Felipe, el hombre más joven de la habitación con diferencia, sacudió su cuerpo como si él también quisiera hacer algo.

–¡Felipe! —dijo Premo.

Felipe lo miró con grandes ojos de venado.

Premo negó con la cabeza y movió el dedo índice.

–Ten mucho cuidado. Es mejor no mover un músculo en este momento.

La lucha terminó rápidamente. Eduardo estuvo muerto en treinta segundos, quizás un minuto. Tan pronto como acabaron, los dos hombres lo sacaron de la casa. Estaba lloviendo. Quizás arrojarían el cuerpo al barranco. Quizás harían otra cosa con él. Eran hombres experimentados y profesionales.

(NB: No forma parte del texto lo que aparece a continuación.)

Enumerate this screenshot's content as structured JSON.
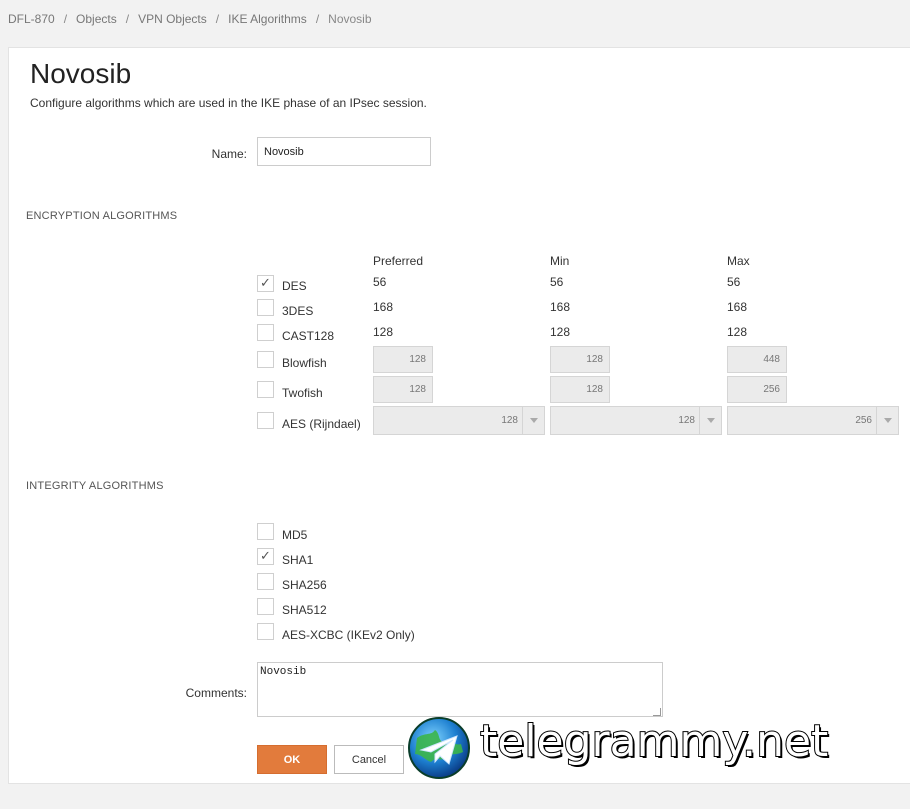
{
  "breadcrumb": {
    "items": [
      "DFL-870",
      "Objects",
      "VPN Objects",
      "IKE Algorithms"
    ],
    "current": "Novosib",
    "separator": "/"
  },
  "page": {
    "title": "Novosib",
    "description": "Configure algorithms which are used in the IKE phase of an IPsec session."
  },
  "name_field": {
    "label": "Name:",
    "value": "Novosib"
  },
  "encryption": {
    "section_title": "ENCRYPTION ALGORITHMS",
    "columns": {
      "preferred": "Preferred",
      "min": "Min",
      "max": "Max"
    },
    "rows": [
      {
        "label": "DES",
        "checked": true,
        "preferred": "56",
        "min": "56",
        "max": "56"
      },
      {
        "label": "3DES",
        "checked": false,
        "preferred": "168",
        "min": "168",
        "max": "168"
      },
      {
        "label": "CAST128",
        "checked": false,
        "preferred": "128",
        "min": "128",
        "max": "128"
      },
      {
        "label": "Blowfish",
        "checked": false,
        "preferred": "128",
        "min": "128",
        "max": "448"
      },
      {
        "label": "Twofish",
        "checked": false,
        "preferred": "128",
        "min": "128",
        "max": "256"
      },
      {
        "label": "AES (Rijndael)",
        "checked": false,
        "preferred": "128",
        "min": "128",
        "max": "256"
      }
    ]
  },
  "integrity": {
    "section_title": "INTEGRITY ALGORITHMS",
    "items": [
      {
        "label": "MD5",
        "checked": false
      },
      {
        "label": "SHA1",
        "checked": true
      },
      {
        "label": "SHA256",
        "checked": false
      },
      {
        "label": "SHA512",
        "checked": false
      },
      {
        "label": "AES-XCBC (IKEv2 Only)",
        "checked": false
      }
    ]
  },
  "comments": {
    "label": "Comments:",
    "value": "Novosib"
  },
  "buttons": {
    "ok": "OK",
    "cancel": "Cancel"
  },
  "icons": {
    "check": "check-icon",
    "dropdown": "chevron-down-icon",
    "watermark_logo": "telegram-globe-icon"
  },
  "colors": {
    "accent": "#e27b3c",
    "panel_bg": "#ffffff",
    "page_bg": "#f2f2f2"
  },
  "watermark": {
    "text": "telegrammy.net"
  }
}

En la densa y húmeda maleza de la jungla, nadie encontraría a Eduardo. Y la naturaleza haría un trabajo rápido con su cadáver.

Premo y Felipe estaban solos en la habitación.

–¿Tienes preocupaciones similares a las de tu amigo? —preguntó Premo.

La lluvia retumbaba en el techo.

Felipe negó con la cabeza.

–Dilo.

–No —dijo Felipe—, estoy bien. Tranquilo. En paz en mi corazón. Creo que hicimos lo correcto.

Premo asintió. —Bien. Prepárate, tu vuelo a Nueva York sale a las siete de la mañana. Vivirás en Brooklyn con una nueva identidad. Será una nueva vida, como si la antigua nunca hubiera pasado. No estabas aquí. Nunca dirás una palabra de esto a nadie. Siempre estaremos vigilando. Un día, dentro de unos años, alguien se pondrá en contacto contigo. Entonces sabrás que es seguro regresar a Puerto Rico.

Miró al niño a los ojos. —¿Lo entiendes?

Felipe asintió. —Nunca diré una palabra.

Los guardias ya habían regresado.

Estos hombres te llevarán a San Juan. Reúne tus cosas.

–Gracias, Premo —dijo Felipe. Inclinó la cabeza y salió de la habitación.

Premo miró a sus hombres. Señaló con la cabeza el lugar donde acababa de estar el joven Felipe. Luego enarcó las cejas.

Los hombres asintieron.

Felipe no iba a la ciudad de Nueva York. Ni siquiera iba a San Juan.